Paylaş
Telefon Ramazan Abi’den geliyor. Kaş yerlisi, kışın Gökseki’de yazın Gökçeören’de yani yaylada yaşayan çok sevdiğim bir abim. Daha önce bir yazımda yer verdiğim Yörük İmam Ali Tokgöz’ün de evladı gibi yetiştirdiği yeğeni…
Yarım saatte başlayacak olan yaylada “geleneksel yöntemlerle” pekmez yapımı… Kış aylarında bir sohbette “Biz pekmezi yaparken içerisine toprak karıştırırız” beyanatı sonucunda şaşkınlık geçiren şahsıma yazın yapılış aşamalarını gösterme sözü vermiş, üstelik bu sözünü de hiçbir şekilde unutmamış Ramazan Abi… Aylar sonunda bir telefonla beni yaylaya davet ediyor. Derhal hazırlanıp çıktım Gökçeören yaylaya…
Artık ekime geçilmiş olsa da Kaş’ta hava oldukça sıcak, öğlen ter içinde kalmadan dolaşmak mümkün değil… Yayla ise güneşe ve sıcağa rağmen bunaltmıyor… Bu güzel havada bir yayla evinin bahçesinde karşılıyor beni. Herkes hummalı bir çalışma içerisinde… Asmalardan kilolarca üzüm toplanmış, bu üzümler çuvala sokulup önce bacak kuvvetiyle eziliyor… Çıkan su kovayla kaynatılmaya, posa ise güneşte kurutulmaya bırakılıyor… Üzüm suyu kaynarken “pekmez toprağı” da denilen gri toprak karışıma ekleniyor. Kaynamadan sonra bekletip süzülüp yeniden kaynamaya alınıyor. Bu işlemin sonunda, saatlerin sonunda ancak pekmez hazır hale geliyor.

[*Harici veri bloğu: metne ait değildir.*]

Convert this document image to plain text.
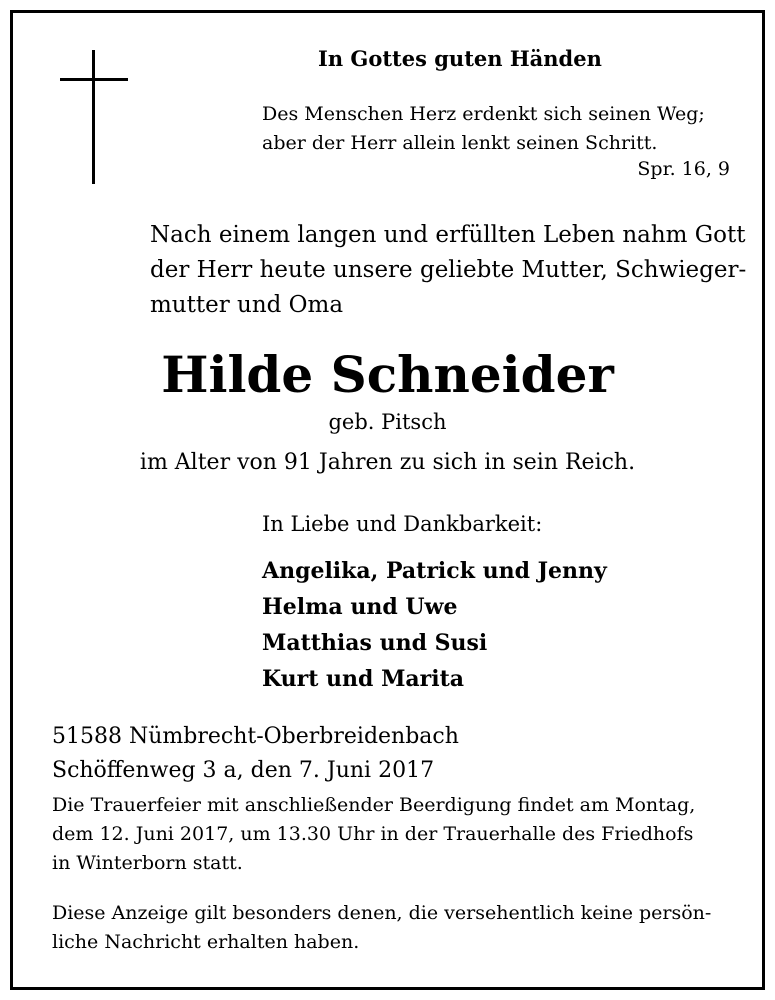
In Gottes guten Händen
Des Menschen Herz erdenkt sich seinen Weg;
aber der Herr allein lenkt seinen Schritt.
Spr. 16, 9
Nach einem langen und erfüllten Leben nahm Gott
der Herr heute unsere geliebte Mutter, Schwieger-
mutter und Oma
Hilde Schneider
geb. Pitsch
im Alter von 91 Jahren zu sich in sein Reich.
In Liebe und Dankbarkeit:
Angelika, Patrick und Jenny
Helma und Uwe
Matthias und Susi
Kurt und Marita
51588 Nümbrecht-Oberbreidenbach
Schöffenweg 3 a, den 7. Juni 2017
Die Trauerfeier mit anschließender Beerdigung findet am Montag,
dem 12. Juni 2017, um 13.30 Uhr in der Trauerhalle des Friedhofs
in Winterborn statt.
Diese Anzeige gilt besonders denen, die versehentlich keine persön-
liche Nachricht erhalten haben.
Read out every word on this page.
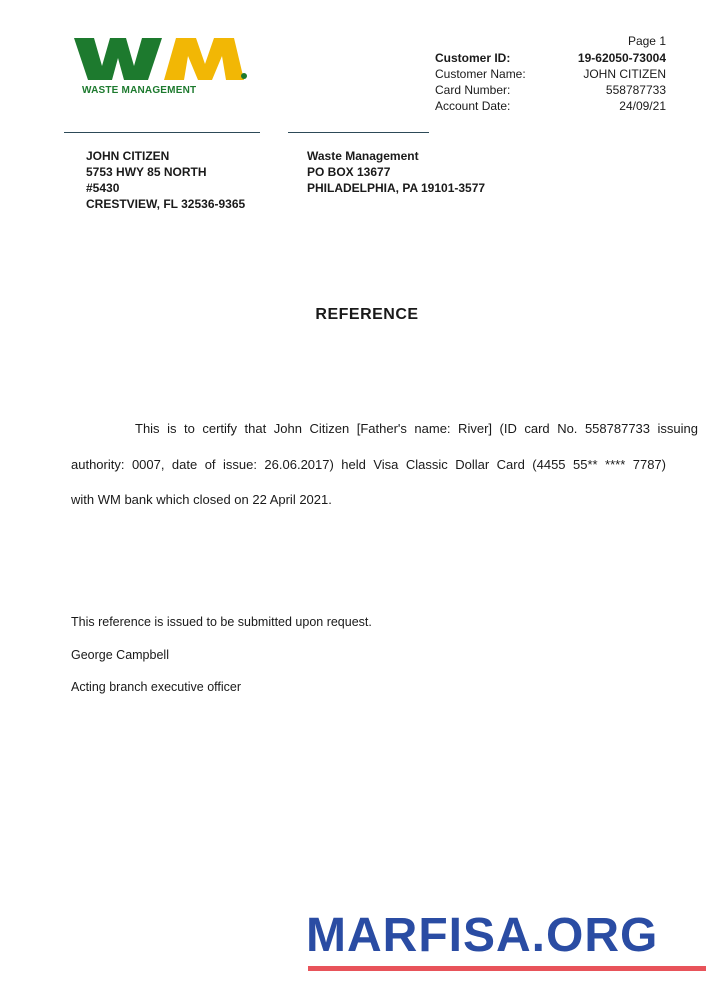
WASTE MANAGEMENT
Page 1
Customer ID:	19-62050-73004
Customer Name:	JOHN CITIZEN
Card Number:	558787733
Account Date:	24/09/21
JOHN CITIZEN
5753 HWY 85 NORTH
#5430
CRESTVIEW, FL 32536-9365
Waste Management
PO BOX 13677
PHILADELPHIA, PA 19101-3577
REFERENCE
This is to certify that John Citizen [Father's name: River] (ID card No. 558787733 issuing
authority: 0007, date of issue: 26.06.2017) held Visa Classic Dollar Card (4455 55** **** 7787)
with WM bank which closed on 22 April 2021.
This reference is issued to be submitted upon request.
George Campbell
Acting branch executive officer
MARFISA.ORG
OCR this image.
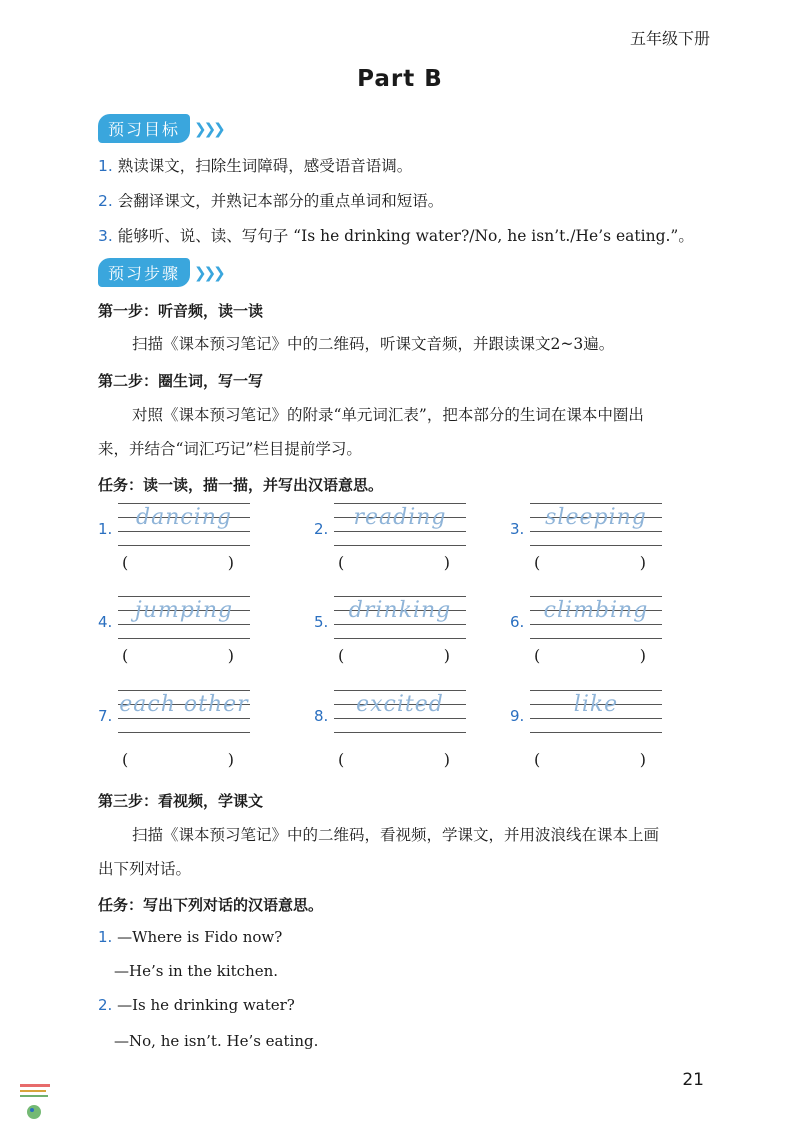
五年级下册
Part B
预习目标 ❯❯❯
1. 熟读课文，扫除生词障碍，感受语音语调。
2. 会翻译课文，并熟记本部分的重点单词和短语。
3. 能够听、说、读、写句子 “Is he drinking water?/No, he isn’t./He’s eating.”。
预习步骤 ❯❯❯
第一步：听音频，读一读
扫描《课本预习笔记》中的二维码，听课文音频，并跟读课文2~3遍。
第二步：圈生词，写一写
对照《课本预习笔记》的附录“单元词汇表”，把本部分的生词在课本中圈出
来，并结合“词汇巧记”栏目提前学习。
任务：读一读，描一描，并写出汉语意思。
1.	dancing
(	)
2.	reading
(	)
3. sleeping
(	)
4.	jumping
(	)
5. drinking
(	)
6. climbing
(	)
7. each other
(	)
8.	excited
(	)
9.	like
(	)
第三步：看视频，学课文
扫描《课本预习笔记》中的二维码，看视频，学课文，并用波浪线在课本上画
出下列对话。
任务：写出下列对话的汉语意思。
1. —Where is Fido now?
—He’s in the kitchen.
2. —Is he drinking water?
—No, he isn’t. He’s eating.
21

“Toprak karıştırma” yönteminin sadece güney yörelerinde değil Anadolu’nun pek çok yerinde yaygın olarak uygulandığını sonradan öğrendim. Söylenene göre kıvam ve tat veriyor. Toprak kullanmanın özellikle ilaçlı toprağın bol olduğu yerlerde zararlarıyla ilgili yayınlar mevcut ama bunu tartışmak şu an bu yazının konusu değil… Sağlıklı, zararlı tartışmalarını saygıyla bir kenara alarak, herkesin de ürünlerini dikkatle seçeceğine inanarak pekmezin değişmeyen, yüzyıllardır süregelen yapım aşamalarını belgesel izler gibi izliyorum. Karşımdaki yüzyılların geleneği… Haneler kendi kullanacakları ölçüde pekmezi kavanozlayıp kışı bu şekilde geçiriyorlar. Büyük emek, çalışma ve ritüel var ortada… Günlerce ateş yanıyor, günlerce üzüm ve odun toplama, ezme, kaynama yapılıyor…
Birkaç Yörük, markette satılan pekmezlerde “toprak olmadığına” inanamıyor. Ben ise pekmezin toprakla yapıldığına inanamıyorum.
Ramazan Abi’den dalından elma koparıyorum, taze ceviz kırıyorum, elimi ceviz siyahına boyuyorum; Ali Amca ve Gülsüm Anne’den yayla armudu alıp bahçelerin arasında dolaşmaya çıkıyorum. Kurutulan biberler, dalından sarkan meyveler, Likya yolu işaretleri ve kayalarda mezarlar… Binlerce yıl, bu topraklarda benzer miraslarla sürüyor.
Bin yıldızın altında bugünün Likyalısı olarak elimde ceviz karası Kaş sıcağına doğru dönüş yoluna geçiyorum.
3000 yıl önce bugün bir Likyalı acaba pekmez yapıyor muydu? Yapıyorsa nasıl yapıyordu?